Nocentini G, Ronchetti S, Bartoli A, Testa G, D'Adamio F, Riccardi C, Migliorati G
Department of Clinical Medicine, University of Perugia, Medical School, Italy.
Eur J Immunol. 1995 May;25(5):1405-9. doi: 10.1002/eji.1830250540.

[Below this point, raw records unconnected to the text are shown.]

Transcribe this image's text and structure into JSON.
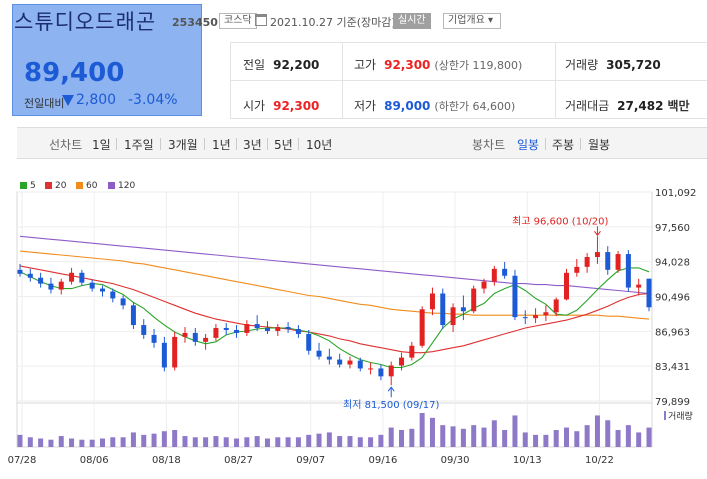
{
  "header": {
    "stock_name": "스튜디오드래곤",
    "stock_code": "253450",
    "market_tag": "코스닥",
    "date_text": "2021.10.27 기준(장마감)",
    "realtime_tag": "실시간",
    "company_tag": "기업개요 ▾",
    "price": "89,400",
    "change_label": "전일대비",
    "change_value": "2,800",
    "change_pct": "-3.04%"
  },
  "quote": {
    "prev_label": "전일",
    "prev_value": "92,200",
    "high_label": "고가",
    "high_value": "92,300",
    "upper_limit": "(상한가 119,800)",
    "volume_label": "거래량",
    "volume_value": "305,720",
    "open_label": "시가",
    "open_value": "92,300",
    "low_label": "저가",
    "low_value": "89,000",
    "lower_limit": "(하한가 64,600)",
    "amount_label": "거래대금",
    "amount_value": "27,482",
    "amount_unit": "백만"
  },
  "toolbar": {
    "line_chart_label": "선차트",
    "periods": [
      "1일",
      "1주일",
      "3개월",
      "1년",
      "3년",
      "5년",
      "10년"
    ],
    "candle_chart_label": "봉차트",
    "candle_tabs": [
      "일봉",
      "주봉",
      "월봉"
    ],
    "active_candle_tab": "일봉"
  },
  "colors": {
    "ma5": "#2aa52a",
    "ma20": "#e03131",
    "ma60": "#f08c1c",
    "ma120": "#8e5cc8",
    "up": "#e22222",
    "down": "#1c5ad6",
    "volume": "#8e78c8"
  },
  "chart_data": {
    "type": "candlestick",
    "legend": [
      "5",
      "20",
      "60",
      "120"
    ],
    "y_ticks": [
      "101,092",
      "97,560",
      "94,028",
      "90,496",
      "86,963",
      "83,431",
      "79,899"
    ],
    "y_tick_values": [
      101092,
      97560,
      94028,
      90496,
      86963,
      83431,
      79899
    ],
    "ylim": [
      79899,
      101092
    ],
    "x_ticks": [
      "07/28",
      "08/06",
      "08/18",
      "08/27",
      "09/07",
      "09/16",
      "09/30",
      "10/13",
      "10/22"
    ],
    "x_tick_index": [
      0,
      7,
      14,
      21,
      28,
      35,
      42,
      49,
      56
    ],
    "volume_label": "거래량",
    "annotation_high": "최고 96,600 (10/20)",
    "annotation_low": "최저 81,500 (09/17)",
    "candles": [
      [
        93200,
        93800,
        92500,
        92800
      ],
      [
        92800,
        93300,
        92000,
        92400
      ],
      [
        92400,
        92900,
        91400,
        91800
      ],
      [
        91800,
        92400,
        90800,
        91200
      ],
      [
        91200,
        92300,
        90700,
        92000
      ],
      [
        92000,
        93400,
        91700,
        92900
      ],
      [
        92900,
        93200,
        91600,
        91900
      ],
      [
        91900,
        92200,
        91000,
        91300
      ],
      [
        91300,
        91600,
        90500,
        91000
      ],
      [
        91000,
        91300,
        89900,
        90300
      ],
      [
        90300,
        90600,
        89200,
        89600
      ],
      [
        89600,
        89900,
        87200,
        87600
      ],
      [
        87600,
        88200,
        86200,
        86600
      ],
      [
        86600,
        87200,
        85300,
        85800
      ],
      [
        85800,
        86400,
        82900,
        83300
      ],
      [
        83300,
        86900,
        83000,
        86400
      ],
      [
        86400,
        87400,
        85800,
        86800
      ],
      [
        86800,
        87300,
        85500,
        85900
      ],
      [
        85900,
        86700,
        85100,
        86300
      ],
      [
        86300,
        87700,
        86000,
        87300
      ],
      [
        87300,
        87800,
        86600,
        87100
      ],
      [
        87100,
        87600,
        86300,
        86800
      ],
      [
        86800,
        88100,
        86500,
        87700
      ],
      [
        87700,
        88600,
        87000,
        87300
      ],
      [
        87300,
        88000,
        86700,
        87000
      ],
      [
        87000,
        87700,
        86500,
        87400
      ],
      [
        87400,
        87900,
        86800,
        87200
      ],
      [
        87200,
        87600,
        86300,
        86700
      ],
      [
        86700,
        87100,
        84600,
        85000
      ],
      [
        85000,
        85800,
        84100,
        84400
      ],
      [
        84400,
        85200,
        83600,
        84100
      ],
      [
        84100,
        84700,
        83300,
        83600
      ],
      [
        83600,
        84400,
        83200,
        84000
      ],
      [
        84000,
        84300,
        82900,
        83200
      ],
      [
        83200,
        83800,
        82600,
        83200
      ],
      [
        83200,
        83600,
        82000,
        82400
      ],
      [
        82400,
        83900,
        81500,
        83500
      ],
      [
        83500,
        84800,
        83000,
        84300
      ],
      [
        84300,
        85900,
        84000,
        85500
      ],
      [
        85500,
        89500,
        85300,
        89200
      ],
      [
        89200,
        91400,
        88600,
        90800
      ],
      [
        90800,
        91300,
        87200,
        87600
      ],
      [
        87600,
        89800,
        86900,
        89400
      ],
      [
        89400,
        90600,
        88100,
        89000
      ],
      [
        89000,
        91600,
        88800,
        91300
      ],
      [
        91300,
        92300,
        90800,
        92000
      ],
      [
        92000,
        93600,
        91600,
        93300
      ],
      [
        93300,
        94000,
        92300,
        92600
      ],
      [
        92600,
        93200,
        88100,
        88400
      ],
      [
        88400,
        89100,
        87700,
        88300
      ],
      [
        88300,
        89300,
        87800,
        88600
      ],
      [
        88600,
        89600,
        88000,
        88900
      ],
      [
        88900,
        90400,
        88500,
        90200
      ],
      [
        90200,
        93300,
        90100,
        92900
      ],
      [
        92900,
        94300,
        92500,
        93500
      ],
      [
        93500,
        94900,
        92900,
        94500
      ],
      [
        94500,
        96600,
        93800,
        95000
      ],
      [
        95000,
        95600,
        92700,
        93200
      ],
      [
        93200,
        95100,
        92900,
        94800
      ],
      [
        94800,
        95200,
        91000,
        91400
      ],
      [
        91400,
        92300,
        90600,
        91700
      ],
      [
        92300,
        92300,
        89000,
        89400
      ]
    ],
    "volumes": [
      10,
      8,
      7,
      6,
      9,
      7,
      6,
      6,
      7,
      8,
      8,
      12,
      10,
      11,
      13,
      14,
      9,
      8,
      8,
      9,
      8,
      7,
      8,
      9,
      7,
      8,
      8,
      8,
      10,
      11,
      12,
      9,
      9,
      8,
      8,
      10,
      16,
      14,
      15,
      28,
      24,
      18,
      17,
      15,
      18,
      16,
      22,
      14,
      26,
      12,
      10,
      10,
      14,
      16,
      13,
      18,
      26,
      22,
      14,
      18,
      12,
      16
    ],
    "ma_lines": {
      "ma5": [
        93000,
        92500,
        92000,
        91600,
        91300,
        91300,
        91600,
        91800,
        91700,
        91200,
        90700,
        89900,
        89300,
        88400,
        87600,
        86900,
        86400,
        86000,
        85700,
        85900,
        86600,
        86900,
        87000,
        87200,
        87300,
        87300,
        87300,
        87100,
        86900,
        86500,
        86000,
        85200,
        84600,
        84100,
        83800,
        83600,
        83300,
        83300,
        83600,
        84300,
        85800,
        87300,
        88200,
        88700,
        89300,
        89800,
        90800,
        91300,
        91700,
        91100,
        90300,
        89700,
        88700,
        88600,
        89100,
        90100,
        91200,
        92200,
        93100,
        93400,
        93400,
        93000
      ],
      "ma20": [
        93600,
        93400,
        93200,
        93000,
        92800,
        92600,
        92400,
        92200,
        92000,
        91800,
        91500,
        91200,
        90800,
        90400,
        90000,
        89600,
        89200,
        88800,
        88500,
        88200,
        88000,
        87800,
        87600,
        87500,
        87400,
        87300,
        87200,
        87000,
        86900,
        86700,
        86500,
        86200,
        86000,
        85700,
        85500,
        85300,
        85100,
        84900,
        84800,
        84800,
        84900,
        85100,
        85300,
        85500,
        85800,
        86100,
        86400,
        86700,
        87000,
        87300,
        87500,
        87700,
        87900,
        88100,
        88400,
        88700,
        89100,
        89500,
        90000,
        90400,
        90700,
        90800
      ],
      "ma60": [
        95100,
        95000,
        94900,
        94800,
        94700,
        94600,
        94500,
        94400,
        94300,
        94200,
        94100,
        93900,
        93800,
        93600,
        93400,
        93200,
        93000,
        92800,
        92600,
        92400,
        92200,
        92000,
        91800,
        91600,
        91400,
        91200,
        91000,
        90800,
        90600,
        90500,
        90300,
        90100,
        89900,
        89700,
        89600,
        89400,
        89200,
        89100,
        89000,
        88900,
        88800,
        88800,
        88700,
        88700,
        88600,
        88600,
        88600,
        88600,
        88600,
        88600,
        88600,
        88600,
        88600,
        88600,
        88600,
        88600,
        88600,
        88500,
        88500,
        88400,
        88300,
        88200
      ],
      "ma120": [
        96600,
        96500,
        96400,
        96300,
        96200,
        96100,
        96000,
        95900,
        95800,
        95700,
        95600,
        95500,
        95400,
        95300,
        95200,
        95100,
        95000,
        94900,
        94800,
        94700,
        94600,
        94500,
        94400,
        94300,
        94200,
        94100,
        94000,
        93900,
        93800,
        93700,
        93600,
        93500,
        93400,
        93300,
        93200,
        93100,
        93000,
        92900,
        92800,
        92700,
        92600,
        92500,
        92400,
        92300,
        92200,
        92100,
        92000,
        91900,
        91800,
        91800,
        91700,
        91700,
        91600,
        91600,
        91500,
        91400,
        91300,
        91200,
        91100,
        91000,
        90900,
        90800
      ]
    }
  }
}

It has been previously suggested that three alternative splicings of the murine T cell receptor (TCR) zeta gene are involved in the regulation of TCR/CD3 transduction signals. We here describe a new alternative splicing of this gene (TCR iota), cloned by reverse transcriptase-polymerase chain reaction, that is encoded by exons 1-7 and 10. The protein putatively encoded by TCR iota mRNA differs in its carboxy terminus from that coded by TCR0 as a consequence of the reading frame shift of exon 10. The possible role of this new splicing in TCR modulation is briefly discussed.
先前有人提出,小鼠T细胞受体(TCR)ζ基因的三种可变剪接参与TCR/CD3转导信号的调节。我们在此描述了该基因的一种新的可变剪接(TCR ι),它是通过逆转录酶-聚合酶链反应克隆的,由外显子1-7和10编码。由于外显子10的阅读框移位,TCR ι mRNA推定编码的蛋白质在其羧基末端与TCR0编码的蛋白质不同。本文简要讨论了这种新剪接在TCR调节中的可能作用。